At this point, you think, “Great! I have everything I need”. Not quite. fib(4) requires a return of fib(3) + fib(2). Well, we’ve only evaluated the fib(3) part. fib(2), although evaluated earlier as we travelled down the fib(3) trail, is no longer available to us as it returned its value to fib(3) and was removed from the stack. So now we must evaluate fib(2) again, obtain the returned value of 1 and have that answer returned as part of the fib(3) + fib(2) answer or 2 + 1 which gives us 3. The fourth fibonacci number is indeed 3.

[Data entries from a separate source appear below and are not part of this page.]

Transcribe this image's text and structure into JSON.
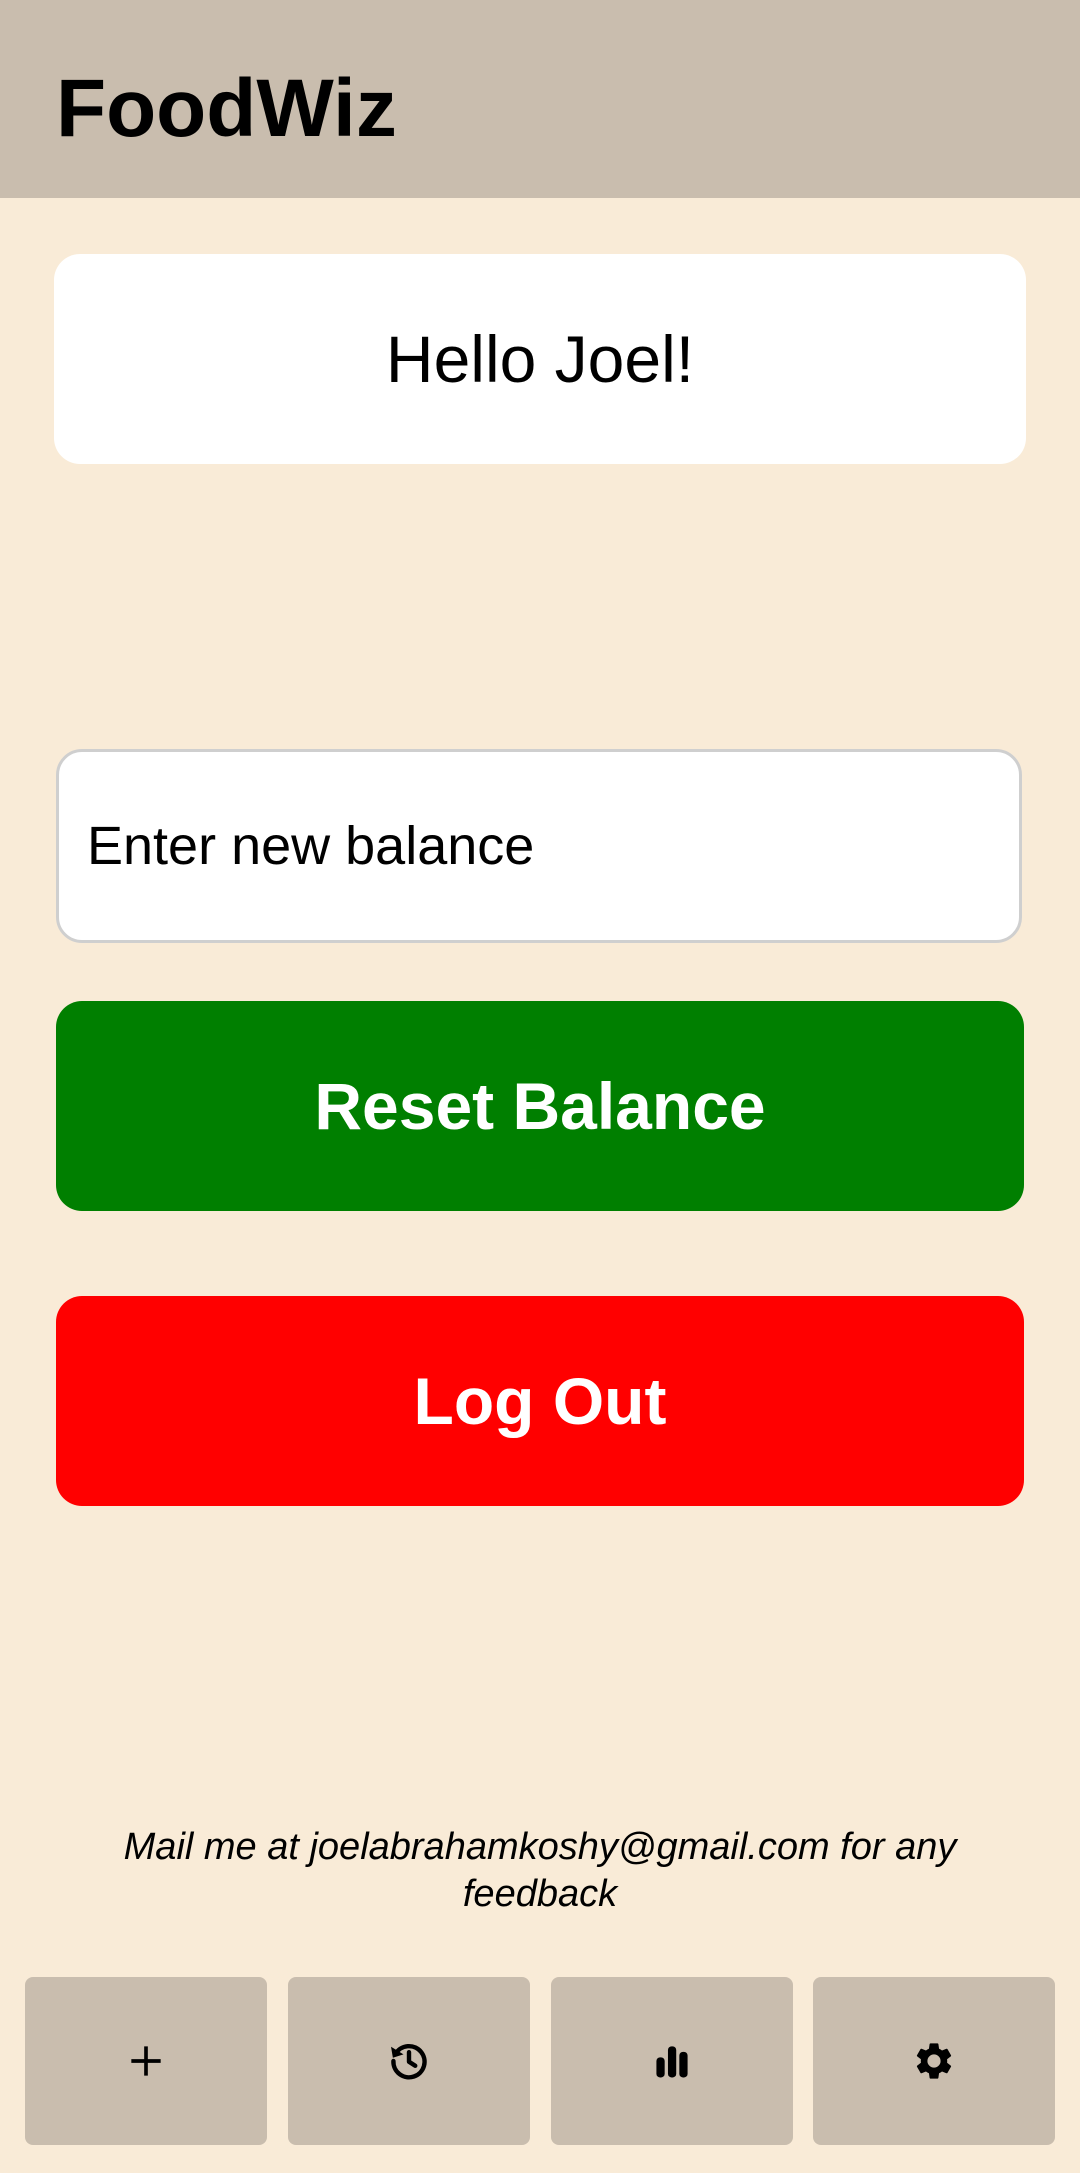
{
  "header": {
    "title": "FoodWiz"
  },
  "greeting": {
    "text": "Hello Joel!"
  },
  "balance": {
    "placeholder": "Enter new balance",
    "value": ""
  },
  "buttons": {
    "reset_label": "Reset Balance",
    "logout_label": "Log Out"
  },
  "footer": {
    "feedback_text": "Mail me at joelabrahamkoshy@gmail.com for any feedback"
  },
  "nav": {
    "items": [
      {
        "icon": "plus-icon"
      },
      {
        "icon": "history-icon"
      },
      {
        "icon": "bar-chart-icon"
      },
      {
        "icon": "gear-icon"
      }
    ]
  },
  "colors": {
    "background": "#f9ebd7",
    "header": "#c9bdae",
    "reset_button": "#007f00",
    "logout_button": "#ff0000"
  }
}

Here is a broader picture of what is going on, step-by-step:

With recursion, small recursive calls aren’t that big of a deal. Yeah, it takes up more memory and repeats calls already made, but with small numbers, the runtime differences aren’t even noticeable. However, if you tried to compute fib(100), you’d run out of space in the call stack. The reason is this repeatedly having to find values you found before. Just to calculate fib(100), you’d have to find fib(99) + fib(98). fib(99) would have to work all the way down to fib(1) and then you could start working on fib(98) and repeat the whole process.

This is a better example of how many calculations must be computed using recursion.

Notice how many times fib(4) has to be computed just to solve fib(7).

There is a work around called a memoization table which stores each compute fib value if it doesn’t already exist and then checks the table first to see if a value exists before trying to compute. If it does exist, it uses the value stored. If not, it computes the value, and stores it in case it’s needed later. It reduces the number of computations needed and is very quick. I won’t be demonstrating it today, but will in a future post.

I blogged about this topic to get to a topic I’ve really been wanting to discuss: sorting algorithms. Merge sort was the first sorting algorithm introduced to me that used recursion and it completely baffled me. Quick sort actually made more sense, but it was introduced later. I wanted to blog about both, more to make sure I could explain it to myself than anything, but also to help those poor souls who suffered as I suffered when trying to wrap my head around what was going on. In order to do that, I needed a better understanding of recursion. It wasn’t until the stack was explained, that recursion made any sort of sense. Up until then, I considered recursion to be magic. It still is magic, just not as baffling as before!